ニューロンは図2.1に示すように、細胞体、樹状突起、軸索、シナプスで構成される。他のニューロンの出力を樹状突起で受け取り、樹状突起で受け取った複数の入力を細胞体で統合させ、軸索を通して運ばれた出力が他のニューロンに接続されているシナプスから出力されるという一連の過程でニューロンの各部が働いている。

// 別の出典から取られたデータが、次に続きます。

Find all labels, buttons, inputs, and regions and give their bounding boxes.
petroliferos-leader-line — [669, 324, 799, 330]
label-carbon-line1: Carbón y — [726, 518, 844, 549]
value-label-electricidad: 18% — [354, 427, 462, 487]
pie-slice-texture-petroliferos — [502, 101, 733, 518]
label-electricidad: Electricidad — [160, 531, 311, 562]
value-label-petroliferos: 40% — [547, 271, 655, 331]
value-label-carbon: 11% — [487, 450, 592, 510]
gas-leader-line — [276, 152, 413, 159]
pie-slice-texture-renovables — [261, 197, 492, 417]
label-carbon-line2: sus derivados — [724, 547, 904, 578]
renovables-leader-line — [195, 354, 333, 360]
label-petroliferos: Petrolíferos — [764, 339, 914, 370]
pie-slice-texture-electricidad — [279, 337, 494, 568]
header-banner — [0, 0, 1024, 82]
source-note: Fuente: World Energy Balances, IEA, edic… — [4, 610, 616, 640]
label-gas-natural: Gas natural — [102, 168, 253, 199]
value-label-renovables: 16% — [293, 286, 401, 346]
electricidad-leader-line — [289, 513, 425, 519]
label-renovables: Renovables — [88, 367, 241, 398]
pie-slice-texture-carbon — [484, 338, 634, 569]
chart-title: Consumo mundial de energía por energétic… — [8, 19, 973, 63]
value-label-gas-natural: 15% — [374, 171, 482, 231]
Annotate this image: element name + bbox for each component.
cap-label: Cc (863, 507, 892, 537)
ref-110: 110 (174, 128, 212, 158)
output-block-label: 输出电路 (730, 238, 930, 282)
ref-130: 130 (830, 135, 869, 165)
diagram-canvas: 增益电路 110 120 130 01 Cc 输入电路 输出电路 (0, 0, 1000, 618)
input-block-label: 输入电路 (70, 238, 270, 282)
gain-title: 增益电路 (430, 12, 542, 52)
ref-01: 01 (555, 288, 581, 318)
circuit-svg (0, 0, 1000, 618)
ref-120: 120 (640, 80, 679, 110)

人間の脳の神経細胞は100億から1000億個程度といわれ、各神経細胞が並列で分散して情報処理を行っている。

ここでいう情報処理とは、入力信号を出力信号に変換することである。神経細胞の内部とそれを取り巻く細胞外液との間には電位差が存在する。通常、その電位差は細胞外に対し細胞内が負の値($-40$$-90$mV程度)に保たれているが、樹状突起から入力された電気信号の刺激により、細胞内の電位が数mV上昇すると、ある閾値で突然自発的に細胞内の電位が一気に上昇し、細胞内の電位が細胞外の電位より高くなると再び元の電位に戻る。このような現象をニューロンの発火といい、振幅約100mV、時間幅約1msのパルス(これを神経インパルスという)が軸索やシナプスを通して他のニューロンに出力として伝達される。